The World Bank has approved a US$ 99 million package for the Nepal-India Electricity Transmission and Trade Project (NIETTP) to assist efforts of the Government of Nepal to mitigate a national energy crisis.
Insufficient and costly electricity is a major constraint to the economic and human development of the country, where only 46% of the population has access to electricity. As a result, rationing of electricity is common, with some areas receiving electricity for as little as 8 hours a day during the dry winter season.
The landmark cross-border project will provide Nepal with at least 100 MW of additional electricity, to supplement its current electricity generation capacity of 698 MW and help minimize power blackouts.
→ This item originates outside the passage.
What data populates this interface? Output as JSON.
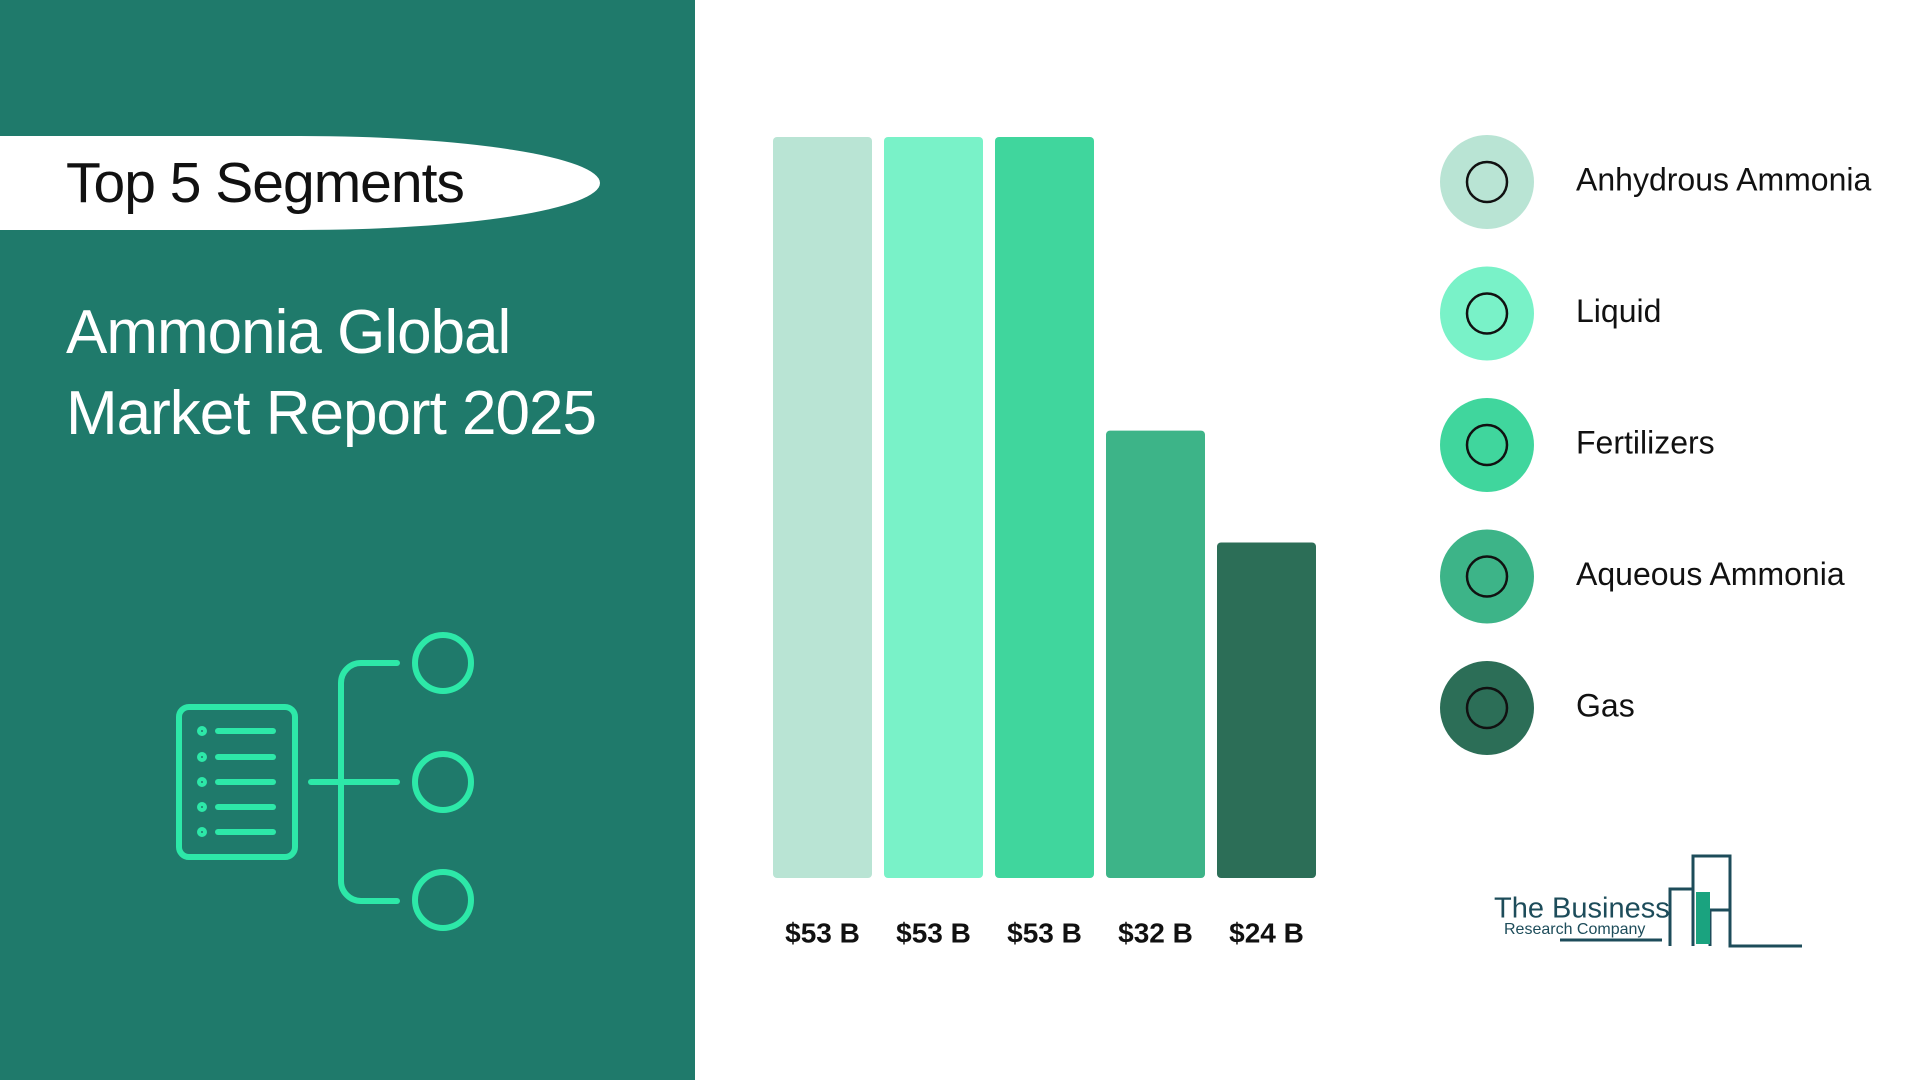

The country’s peak demand is 885 MW. The project will see the establishment of cross-border transmission capacity of about 1000 MW. It will also develop key segments of the backbone high voltage system to help expand access to electricity across Nepal.
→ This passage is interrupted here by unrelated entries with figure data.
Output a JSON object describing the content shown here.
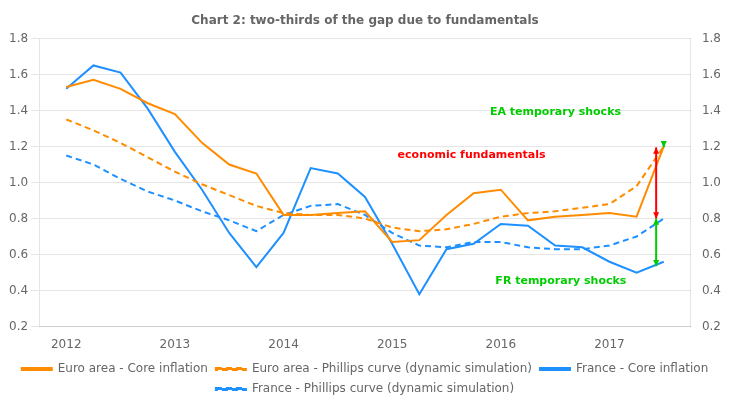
{
  "chart_data": {
    "type": "line",
    "title": "Chart 2: two-thirds of the gap due to fundamentals",
    "x": [
      2012.0,
      2012.25,
      2012.5,
      2012.75,
      2013.0,
      2013.25,
      2013.5,
      2013.75,
      2014.0,
      2014.25,
      2014.5,
      2014.75,
      2015.0,
      2015.25,
      2015.5,
      2015.75,
      2016.0,
      2016.25,
      2016.5,
      2016.75,
      2017.0,
      2017.25,
      2017.5
    ],
    "series": [
      {
        "name": "Euro area - Core inflation",
        "color": "#FF8C00",
        "line_style": "solid",
        "values": [
          1.53,
          1.57,
          1.52,
          1.44,
          1.38,
          1.22,
          1.1,
          1.05,
          0.82,
          0.82,
          0.83,
          0.84,
          0.67,
          0.68,
          0.82,
          0.94,
          0.96,
          0.79,
          0.81,
          0.82,
          0.83,
          0.81,
          1.2
        ]
      },
      {
        "name": "Euro area - Phillips curve (dynamic simulation)",
        "color": "#FF8C00",
        "line_style": "dashed",
        "values": [
          1.35,
          1.29,
          1.22,
          1.14,
          1.06,
          0.99,
          0.93,
          0.87,
          0.83,
          0.82,
          0.82,
          0.8,
          0.75,
          0.73,
          0.74,
          0.77,
          0.81,
          0.83,
          0.84,
          0.86,
          0.88,
          0.98,
          1.2
        ]
      },
      {
        "name": "France - Core inflation",
        "color": "#1E90FF",
        "line_style": "solid",
        "values": [
          1.52,
          1.65,
          1.61,
          1.41,
          1.17,
          0.96,
          0.72,
          0.53,
          0.72,
          1.08,
          1.05,
          0.92,
          0.66,
          0.38,
          0.63,
          0.66,
          0.77,
          0.76,
          0.65,
          0.64,
          0.56,
          0.5,
          0.56
        ]
      },
      {
        "name": "France - Phillips curve (dynamic simulation)",
        "color": "#1E90FF",
        "line_style": "dashed",
        "values": [
          1.15,
          1.1,
          1.02,
          0.95,
          0.9,
          0.84,
          0.79,
          0.73,
          0.82,
          0.87,
          0.88,
          0.82,
          0.72,
          0.65,
          0.64,
          0.67,
          0.67,
          0.64,
          0.63,
          0.63,
          0.65,
          0.7,
          0.8
        ]
      }
    ],
    "xlim": [
      2011.75,
      2017.75
    ],
    "xticks": [
      2012,
      2013,
      2014,
      2015,
      2016,
      2017
    ],
    "ylim": [
      0.2,
      1.8
    ],
    "yticks": [
      0.2,
      0.4,
      0.6,
      0.8,
      {
        "value": 1.0,
        "label": "1.0"
      },
      1.2,
      1.4,
      1.6,
      1.8
    ],
    "y2lim": [
      0.2,
      1.8
    ],
    "y2ticks": [
      0.2,
      0.4,
      0.6,
      0.8,
      {
        "value": 1.0,
        "label": "1.0"
      },
      1.2,
      1.4,
      1.6,
      1.8
    ],
    "grid": true,
    "legend": "bottom",
    "arrows": [
      {
        "x": 2017.43,
        "from": 0.8,
        "to": 1.195,
        "color": "red",
        "style": "<->"
      },
      {
        "x": 2017.5,
        "from": 1.23,
        "to": 1.195,
        "color": "#00CC00",
        "style": "-|>"
      },
      {
        "x": 2017.43,
        "from": 0.535,
        "to": 0.8,
        "color": "#00CC00",
        "style": "<->"
      }
    ],
    "annotations": [
      {
        "text": "EA temporary shocks",
        "x": 2015.9,
        "y": 1.36,
        "color": "#00CC00"
      },
      {
        "text": "economic fundamentals",
        "x": 2015.05,
        "y": 1.12,
        "color": "red"
      },
      {
        "text": "FR temporary shocks",
        "x": 2015.95,
        "y": 0.42,
        "color": "#00CC00"
      }
    ]
  }
}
“Increasing access to electricity is one of the most significant development challenges facing Nepal today,” said Susan Goldmark, World Bank Country Director for Nepal. “For the first time this project will help mitigate deficits through the trade in electricity. Once Nepal develops its hydropower potential and meets its domestic needs, the transmission infrastructure could also be used to export surplus hydropower and earn revenues for Nepal.”
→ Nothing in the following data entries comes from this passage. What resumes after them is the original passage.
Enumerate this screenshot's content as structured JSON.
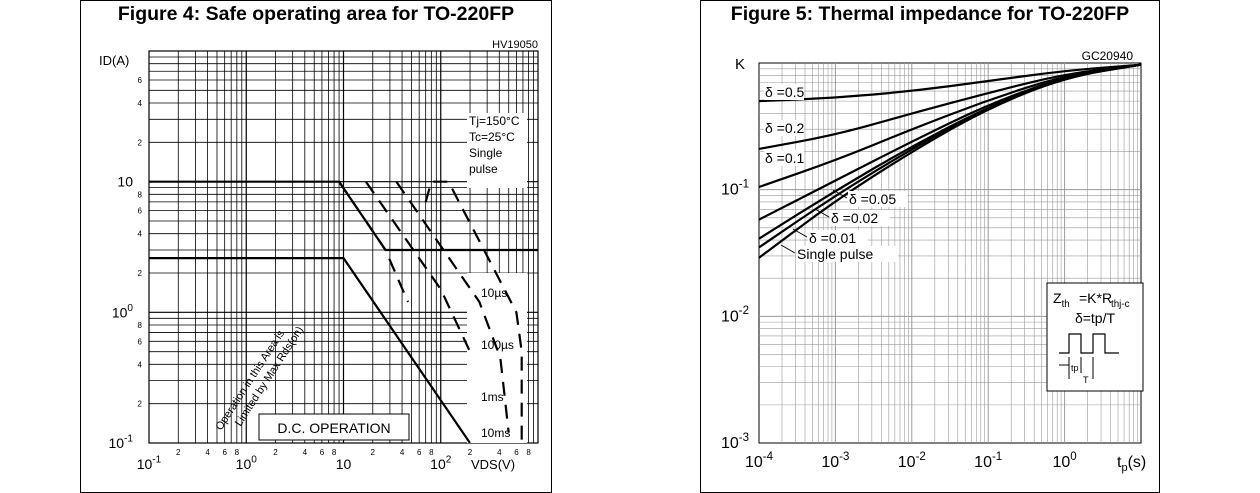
{
  "chart_data": [
    {
      "type": "line",
      "title": "Figure 4: Safe operating area for TO-220FP",
      "code": "HV19050",
      "xscale": "log",
      "yscale": "log",
      "xlim": [
        0.1,
        1000
      ],
      "ylim": [
        0.1,
        100
      ],
      "ylabel": "ID(A)",
      "xlabel": "VDS(V)",
      "grid": true,
      "y_major_ticks": [
        {
          "v": 10,
          "main": "10",
          "sup": ""
        },
        {
          "v": 1,
          "main": "10",
          "sup": "0"
        },
        {
          "v": 0.1,
          "main": "10",
          "sup": "-1"
        }
      ],
      "y_minor_ticks": [
        {
          "v": 0.2,
          "t": "2"
        },
        {
          "v": 0.4,
          "t": "4"
        },
        {
          "v": 0.6,
          "t": "6"
        },
        {
          "v": 0.8,
          "t": "8"
        },
        {
          "v": 2,
          "t": "2"
        },
        {
          "v": 4,
          "t": "4"
        },
        {
          "v": 6,
          "t": "6"
        },
        {
          "v": 8,
          "t": "8"
        },
        {
          "v": 20,
          "t": "2"
        },
        {
          "v": 40,
          "t": "4"
        },
        {
          "v": 60,
          "t": "6"
        }
      ],
      "x_major_ticks": [
        {
          "v": 0.1,
          "main": "10",
          "sup": "-1"
        },
        {
          "v": 1,
          "main": "10",
          "sup": "0"
        },
        {
          "v": 10,
          "main": "10",
          "sup": ""
        },
        {
          "v": 100,
          "main": "10",
          "sup": "2"
        }
      ],
      "x_minor_ticks": [
        {
          "v": 0.2,
          "t": "2"
        },
        {
          "v": 0.4,
          "t": "4"
        },
        {
          "v": 0.6,
          "t": "6"
        },
        {
          "v": 0.8,
          "t": "8"
        },
        {
          "v": 2,
          "t": "2"
        },
        {
          "v": 4,
          "t": "4"
        },
        {
          "v": 6,
          "t": "6"
        },
        {
          "v": 8,
          "t": "8"
        },
        {
          "v": 20,
          "t": "2"
        },
        {
          "v": 40,
          "t": "4"
        },
        {
          "v": 60,
          "t": "6"
        },
        {
          "v": 80,
          "t": "8"
        },
        {
          "v": 200,
          "t": "2"
        },
        {
          "v": 400,
          "t": "4"
        },
        {
          "v": 600,
          "t": "6"
        },
        {
          "v": 800,
          "t": "8"
        }
      ],
      "conditions": [
        "Tj=150°C",
        "Tc=25°C",
        "Single",
        "pulse"
      ],
      "rds_note": [
        "Operation in this Area is",
        "Limited by Max Rds(on)"
      ],
      "series": [
        {
          "name": "10µs",
          "style": "solid",
          "points": [
            [
              0.1,
              10
            ],
            [
              9,
              10
            ],
            [
              27,
              3
            ],
            [
              1000,
              3
            ]
          ]
        },
        {
          "name": "100µs",
          "style": "dashed",
          "points": [
            [
              9,
              10
            ],
            [
              27,
              3
            ],
            [
              46,
              1.2
            ]
          ]
        },
        {
          "name": "1ms",
          "style": "dashed",
          "points": [
            [
              17,
              10
            ],
            [
              100,
              1.5
            ],
            [
              200,
              0.5
            ]
          ]
        },
        {
          "name": "10ms",
          "style": "dashed",
          "points": [
            [
              35,
              10
            ],
            [
              250,
              1.2
            ],
            [
              410,
              0.45
            ],
            [
              500,
              0.12
            ]
          ]
        },
        {
          "name": "D.C. OPERATION",
          "style": "solid",
          "points": [
            [
              0.1,
              2.6
            ],
            [
              10,
              2.6
            ],
            [
              200,
              0.1
            ]
          ]
        },
        {
          "name": "",
          "style": "dashed",
          "points": [
            [
              70,
              7
            ],
            [
              80,
              10
            ],
            [
              120,
              10
            ],
            [
              600,
              1.0
            ],
            [
              680,
              0.5
            ],
            [
              680,
              0.1
            ]
          ]
        }
      ],
      "curve_labels": [
        "10µs",
        "100µs",
        "1ms",
        "10ms"
      ],
      "dc_label": "D.C. OPERATION"
    },
    {
      "type": "line",
      "title": "Figure 5: Thermal impedance for TO-220FP",
      "code": "GC20940",
      "xscale": "log",
      "yscale": "log",
      "xlim": [
        0.0001,
        10
      ],
      "ylim": [
        0.001,
        1
      ],
      "ylabel": "K",
      "xlabel": "tp(s)",
      "grid": true,
      "x_major_ticks": [
        {
          "v": 0.0001,
          "main": "10",
          "sup": "-4"
        },
        {
          "v": 0.001,
          "main": "10",
          "sup": "-3"
        },
        {
          "v": 0.01,
          "main": "10",
          "sup": "-2"
        },
        {
          "v": 0.1,
          "main": "10",
          "sup": "-1"
        },
        {
          "v": 1,
          "main": "10",
          "sup": "0"
        }
      ],
      "y_major_ticks": [
        {
          "v": 0.1,
          "main": "10",
          "sup": "-1"
        },
        {
          "v": 0.01,
          "main": "10",
          "sup": "-2"
        },
        {
          "v": 0.001,
          "main": "10",
          "sup": "-3"
        }
      ],
      "series": [
        {
          "name": "δ =0.5",
          "points": [
            [
              0.0001,
              0.5
            ],
            [
              0.001,
              0.53
            ],
            [
              0.01,
              0.6
            ],
            [
              0.1,
              0.72
            ],
            [
              1,
              0.87
            ],
            [
              10,
              0.97
            ]
          ]
        },
        {
          "name": "δ =0.2",
          "points": [
            [
              0.0001,
              0.21
            ],
            [
              0.001,
              0.27
            ],
            [
              0.01,
              0.4
            ],
            [
              0.1,
              0.58
            ],
            [
              1,
              0.82
            ],
            [
              10,
              0.97
            ]
          ]
        },
        {
          "name": "δ =0.1",
          "points": [
            [
              0.0001,
              0.105
            ],
            [
              0.001,
              0.17
            ],
            [
              0.01,
              0.3
            ],
            [
              0.1,
              0.51
            ],
            [
              1,
              0.8
            ],
            [
              10,
              0.97
            ]
          ]
        },
        {
          "name": "δ =0.05",
          "points": [
            [
              0.0001,
              0.058
            ],
            [
              0.001,
              0.118
            ],
            [
              0.01,
              0.24
            ],
            [
              0.1,
              0.47
            ],
            [
              1,
              0.78
            ],
            [
              10,
              0.97
            ]
          ]
        },
        {
          "name": "δ =0.02",
          "points": [
            [
              0.0001,
              0.041
            ],
            [
              0.001,
              0.098
            ],
            [
              0.01,
              0.22
            ],
            [
              0.1,
              0.45
            ],
            [
              1,
              0.78
            ],
            [
              10,
              0.97
            ]
          ]
        },
        {
          "name": "δ =0.01",
          "points": [
            [
              0.0001,
              0.035
            ],
            [
              0.001,
              0.09
            ],
            [
              0.01,
              0.21
            ],
            [
              0.1,
              0.45
            ],
            [
              1,
              0.78
            ],
            [
              10,
              0.97
            ]
          ]
        },
        {
          "name": "Single pulse",
          "points": [
            [
              0.0001,
              0.029
            ],
            [
              0.001,
              0.082
            ],
            [
              0.01,
              0.2
            ],
            [
              0.1,
              0.44
            ],
            [
              1,
              0.77
            ],
            [
              10,
              0.97
            ]
          ]
        }
      ],
      "inset": {
        "line1": "Zth=K*Rthj-c",
        "line2": "δ=tp/T",
        "tp": "tp",
        "T": "T"
      }
    }
  ]
}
In response to the worsening electricity situation, the Government of Nepal declared a “national energy crisis” in December 2008 and approved an Electricity Crisis Management Action Plan which is currently under implementation, with support from the World Bank. The Action Plan includes development of the Dhalkebar-Muzaffarpur transmission link, a key component of the NIETTP and the first major cross-border transmission line between India and Nepal. Upon completion, Nepal could end electricity rationing by 2015, according to projections.
The energy situation throughout the South Asia Region (SAR) is characterized by poor consumer access to electricity, high dependence on imported oil and/or petroleum products, slow development of energy sources and supply infrastructure, weak distribution and almost no intra-region energy trade.
“Cross-border energy cooperation can lower costs in each country, improve supply reliability, and help lower carbon emissions,” said Raghuveer Sharma, Project Team Leader. “This project will lead the way in providing the necessary physical infrastructure for initially bilateral and eventually multi-country electricity trade in the northeastern part of South Asia Region.”